Ian Layzell-Smith discusses excluding security of tenure from a commercial lease
Excluding security of tenure from a commercial lease
Since 2004, in order to exclude a lease of business premises from security of tenure under Part II of the Landlord and Tenant Act 1954, the landlord has had to serve a notice on the tenant warning them of the consequences of the lease being excluded and the tenant has had to make a declaration in the form or substantially in the form prescribed by the relevant regulations, the Regulatory Reform (Business Tenancies) (England and Wales) Order 2003, to the effect that he has received the notice and has accepted the consequences. Crucially the notice has to be given and the declaration made before the tenant becomes bound to enter into the lease.
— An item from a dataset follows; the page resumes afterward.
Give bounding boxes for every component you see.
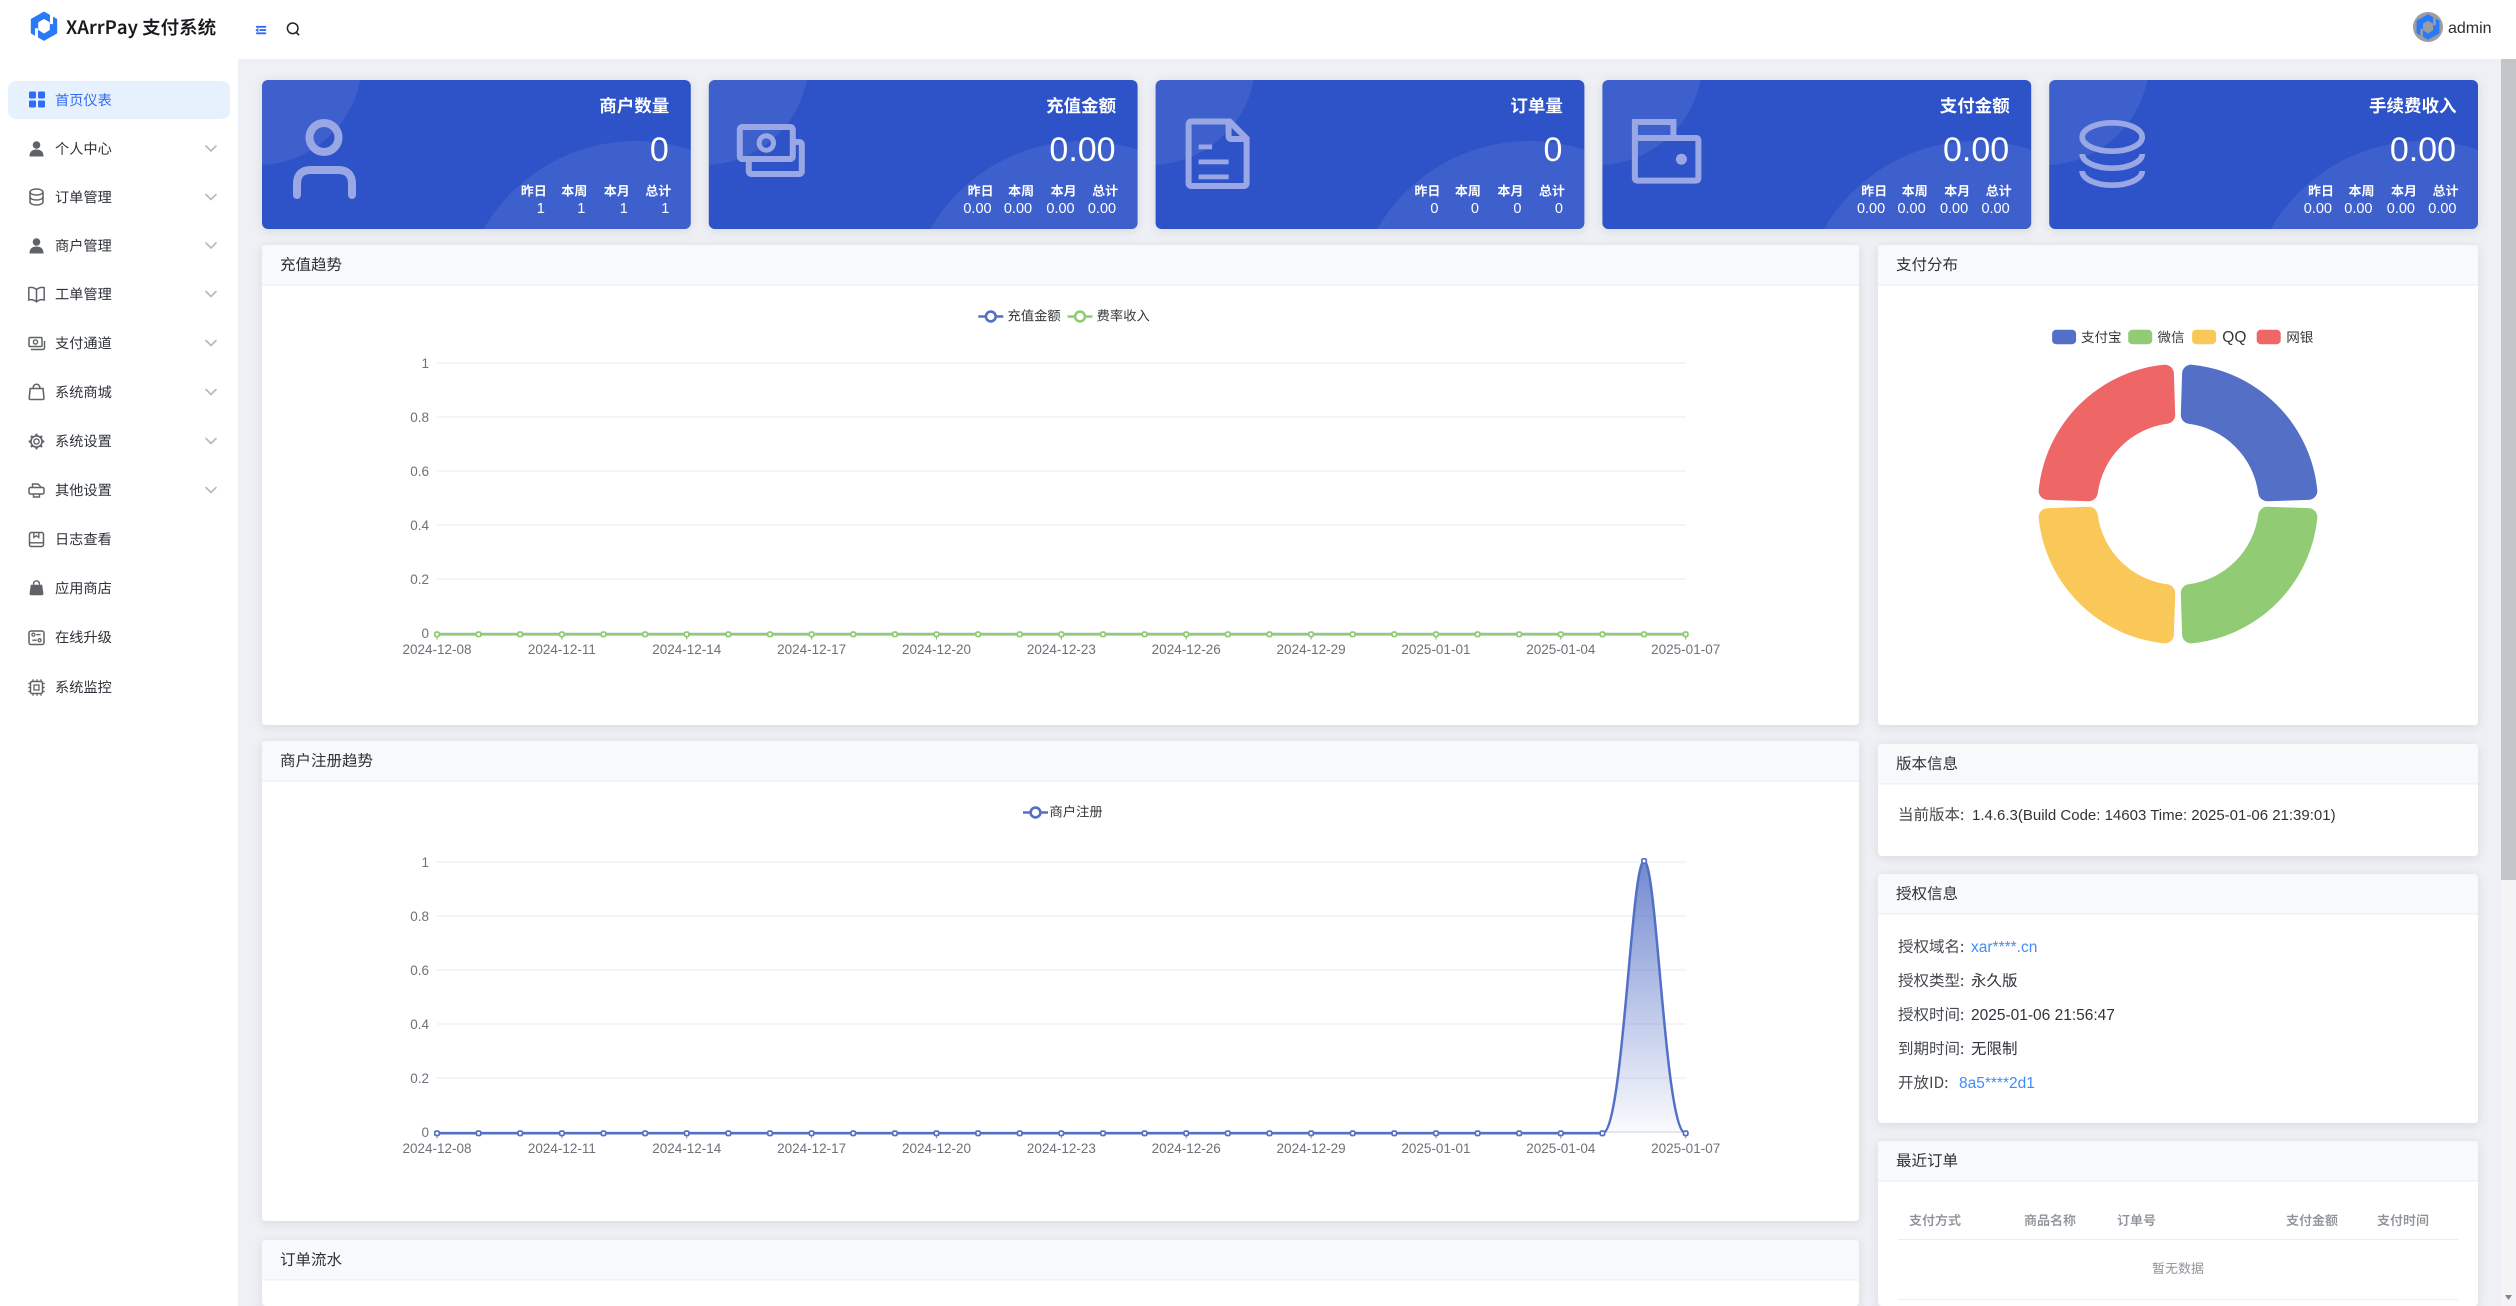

Unfortunately, the draftsman of the 2003 Regulations chose to include in the prescribed form of declaration provision for the date of commencement of the lease to be stated, despite the fact that at the time that the declaration has to be made, that date will frequently not be known. Commonly, the term of a lease is expressed to run from the date of completion of the lease which won’t be known until the lease is actually completed. Similarly, if there is a prior agreement for lease conditional perhaps on the carrying out of works to the premises, the declaration has to be made before the agreement is entered into when again the commencement date of the lease will not be known, because it will depend on when the works are finished.
When the 2003 Regulations first came into force, there was a school of thought that the only safe course when the commencement date was not known was to leave that part of the declaration blank. The accepted practice today, however, is to fill it in with something descriptive of when the lease will commence such as for a term commencing on the Access Date under the Agreement for Lease pursuant to which the tenancy of the premises will be entered into or more simply for a term commencing on a date to be agreed between the parties.
There is a further technicality in that frequently a lease term is expressed to be calculated from a date prior to the lease being entered into, such as the last preceding quarter day, but as a matter of law the lease does not commence until actually completed. This has led some lawyers to try to cover the position by specifying both dates with such formulations as for a term commencing on the date of completion of the lease but calculated from 25th March 2021.
In the case of TFS Stores Limited v The Designer Retail Outlet Centres [2021] EWCA Civ 688, the Tenant TFS Stores Limited had entered into a number of leases apparently excluded from Part II of the 1954 Act. TFS Stores Limited were seeking to argue, however, that they had security of tenure and the leases were not in fact validly excluded from the Act because the declarations in question included such wording as I have set out above and did not give a specific commencement date.
In a remarkably common-sense judgement Lord Justice Males stated that the purpose of paragraph 1 of the declaration is to identify the lease in question. As long as it does that, it doesn’t matter that a specific commencement date is not given nor that the date specified is the date from which the term is calculated rather than the date on which it technically commences. The leases in question were therefore validly excluded from security of tenure.
If you heard a strange noise on 14th May, it was probably the collective sigh of relief from landlords and their advisors when the judgement was handed down.